Poe discovers that marginalia can often be transferred, i.e., severed from their locus of inscription, without breaking the “exceedingly frail fabric of intelligibility in which the context was imbedded”, or rather that the “acumen and imagination of the reader” can usually be trusted to reconstruct that fabric. The reason for this is that the marginalia carries with it “the ghost of a conception” of the original context. Because they are strongly dialogic, marginalia are deeply affected by what Bakhtin calls the counterstatement and they bear traces of it that the reader can interpret. Sometimes, however, the ghost is too faint for anything of the context to be recovered — or, on the contrary, the multiplicity of the context produces confusing signals. Poe could rewrite his notes as he transferred them. We do not have such a privilege, but it is the duty of the geneticist to supply not only the original context of inscription, in all its spatial and temporal complexity, but also each of the contexts that have presided over the various states of development. Only hypertextual presentations make this possible. They allow us to include each reading note (and more generally each element relating to the genetic process) in an unlimited number of paths, interrelated dynamically across an unlimited number of maps. This is probably their most useful function for us. The faculty to add unlimited layers of annotations to the notes, to pile up marginalia on marginalia, is a mixed blessing, because the absence of any limitation implies loosing the “marginalic” qualities of terseness and concentration associated by Poe with the “circumscription of space”.

1  Daniel Ferrer, “Un imperceptible trait de gomme de tragacanthe…” in Bibliothèques d’écrivains, ed. Paolo D’Iorio and Daniel Ferrer (Paris : CNRS Editions, 2001), 18.

2  Mikhail Bakhtin,  Problems of Dostoevsky's Poetics,  ed. and trans. Caryl Emerson ‘Minneapolis: Minnesota UP, 1984). Charles S. Peirce, Collected Papers, vols. 1-8, ed. C. Hartshorne, P. Weiss and A. W. Burks (Cambridge, MA: Harvard University Press, 1931-1958). Marcel Proust, À la recherche du temps perdu, Vol I-IV, ed. Jean-Yves Tadié, Bibliothèque de la Pléiade (Gallimard: Paris, 1987-9). Stendhal, Souvenirs d'égotisme, Œuvres intimes II, ed. V. del Litto, Bibliothèque de la Pléiade (Gallimard : Paris, 1982).
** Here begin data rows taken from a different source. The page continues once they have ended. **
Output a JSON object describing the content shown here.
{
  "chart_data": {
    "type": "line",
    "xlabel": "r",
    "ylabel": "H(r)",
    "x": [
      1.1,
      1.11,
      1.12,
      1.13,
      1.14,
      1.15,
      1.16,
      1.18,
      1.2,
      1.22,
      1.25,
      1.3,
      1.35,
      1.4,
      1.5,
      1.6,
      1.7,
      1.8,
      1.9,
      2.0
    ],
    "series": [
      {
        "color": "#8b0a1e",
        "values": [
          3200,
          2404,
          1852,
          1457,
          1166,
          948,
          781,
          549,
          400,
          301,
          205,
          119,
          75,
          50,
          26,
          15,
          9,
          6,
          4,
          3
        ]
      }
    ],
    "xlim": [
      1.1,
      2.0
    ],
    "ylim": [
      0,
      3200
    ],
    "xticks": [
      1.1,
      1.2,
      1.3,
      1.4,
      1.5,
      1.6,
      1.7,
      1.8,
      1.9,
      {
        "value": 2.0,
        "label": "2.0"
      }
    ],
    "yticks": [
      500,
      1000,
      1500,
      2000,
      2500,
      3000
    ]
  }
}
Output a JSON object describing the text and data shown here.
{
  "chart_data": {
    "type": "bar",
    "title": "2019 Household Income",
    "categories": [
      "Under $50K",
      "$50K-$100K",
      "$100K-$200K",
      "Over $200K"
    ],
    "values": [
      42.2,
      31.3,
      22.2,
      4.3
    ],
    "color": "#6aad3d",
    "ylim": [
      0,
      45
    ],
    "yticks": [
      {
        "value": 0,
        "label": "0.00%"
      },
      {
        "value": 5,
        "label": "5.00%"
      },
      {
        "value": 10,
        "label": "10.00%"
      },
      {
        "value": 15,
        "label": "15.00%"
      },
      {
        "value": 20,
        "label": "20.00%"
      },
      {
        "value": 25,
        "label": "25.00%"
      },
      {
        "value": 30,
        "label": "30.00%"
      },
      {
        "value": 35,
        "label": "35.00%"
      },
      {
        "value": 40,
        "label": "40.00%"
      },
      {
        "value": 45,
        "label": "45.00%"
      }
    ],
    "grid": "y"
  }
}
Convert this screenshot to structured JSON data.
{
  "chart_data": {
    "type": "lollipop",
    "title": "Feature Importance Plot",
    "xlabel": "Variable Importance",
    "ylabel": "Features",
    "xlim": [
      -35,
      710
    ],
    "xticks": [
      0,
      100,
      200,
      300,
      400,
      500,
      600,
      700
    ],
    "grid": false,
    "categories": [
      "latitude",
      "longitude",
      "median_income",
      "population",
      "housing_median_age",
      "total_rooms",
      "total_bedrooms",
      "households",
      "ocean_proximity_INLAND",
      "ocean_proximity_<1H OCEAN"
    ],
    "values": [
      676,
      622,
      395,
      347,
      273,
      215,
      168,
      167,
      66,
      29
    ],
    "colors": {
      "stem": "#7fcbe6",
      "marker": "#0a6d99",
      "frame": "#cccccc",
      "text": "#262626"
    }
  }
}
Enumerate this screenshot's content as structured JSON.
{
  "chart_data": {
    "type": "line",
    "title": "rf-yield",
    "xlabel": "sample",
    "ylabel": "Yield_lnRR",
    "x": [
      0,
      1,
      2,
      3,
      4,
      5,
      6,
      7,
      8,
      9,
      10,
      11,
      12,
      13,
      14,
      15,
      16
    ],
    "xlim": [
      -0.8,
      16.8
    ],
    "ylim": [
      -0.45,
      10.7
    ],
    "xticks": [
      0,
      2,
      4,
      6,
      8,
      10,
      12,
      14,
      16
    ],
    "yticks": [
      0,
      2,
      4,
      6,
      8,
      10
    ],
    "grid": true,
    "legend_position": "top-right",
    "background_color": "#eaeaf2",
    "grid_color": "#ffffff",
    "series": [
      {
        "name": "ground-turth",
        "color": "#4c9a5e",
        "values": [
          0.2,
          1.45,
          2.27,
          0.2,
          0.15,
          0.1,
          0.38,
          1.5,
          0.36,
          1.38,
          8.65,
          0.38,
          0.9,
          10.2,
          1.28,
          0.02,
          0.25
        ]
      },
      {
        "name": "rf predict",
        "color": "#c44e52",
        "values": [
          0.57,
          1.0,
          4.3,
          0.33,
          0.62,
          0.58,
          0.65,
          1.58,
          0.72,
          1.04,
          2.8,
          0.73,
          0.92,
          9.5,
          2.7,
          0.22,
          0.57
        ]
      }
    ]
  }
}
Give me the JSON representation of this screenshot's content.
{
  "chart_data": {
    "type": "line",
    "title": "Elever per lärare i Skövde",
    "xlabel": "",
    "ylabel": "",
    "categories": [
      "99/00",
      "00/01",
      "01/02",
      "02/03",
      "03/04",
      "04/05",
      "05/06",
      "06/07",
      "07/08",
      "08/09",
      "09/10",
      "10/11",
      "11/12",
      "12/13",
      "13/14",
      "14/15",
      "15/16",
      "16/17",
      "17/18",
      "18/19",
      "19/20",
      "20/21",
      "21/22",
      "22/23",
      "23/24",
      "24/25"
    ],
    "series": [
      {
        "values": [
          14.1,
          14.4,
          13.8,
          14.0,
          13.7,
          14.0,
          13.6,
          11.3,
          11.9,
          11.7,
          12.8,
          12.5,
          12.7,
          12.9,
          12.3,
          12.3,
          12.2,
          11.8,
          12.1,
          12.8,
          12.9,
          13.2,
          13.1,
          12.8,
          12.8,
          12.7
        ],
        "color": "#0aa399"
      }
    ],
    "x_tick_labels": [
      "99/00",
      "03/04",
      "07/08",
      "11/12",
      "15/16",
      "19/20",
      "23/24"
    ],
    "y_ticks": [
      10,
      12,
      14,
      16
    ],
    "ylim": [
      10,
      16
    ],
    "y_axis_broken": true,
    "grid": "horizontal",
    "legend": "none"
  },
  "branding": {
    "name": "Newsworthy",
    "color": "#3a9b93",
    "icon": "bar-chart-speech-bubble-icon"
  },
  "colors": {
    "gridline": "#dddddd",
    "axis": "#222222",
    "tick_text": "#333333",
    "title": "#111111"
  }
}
3  The reader of Finnegans Wake will recognize a structure somewhat similar to that of Book II, chapter 2. He is free to speculate whether (Proust being Issy)Valéry is Shem and Peirce is Shaun, or the other way around.

4  Daniel Ferrer, “La toque de Clementis : rétroaction et rémanence dans les processus génétiques”, Genesis 6 (1994): 101.  English translation by Marlena Corcoran, “Clementis’ Cap : Retroaction and Persistence in the Genetic Process”, Yale French Studies, 89 (1996): 231-5.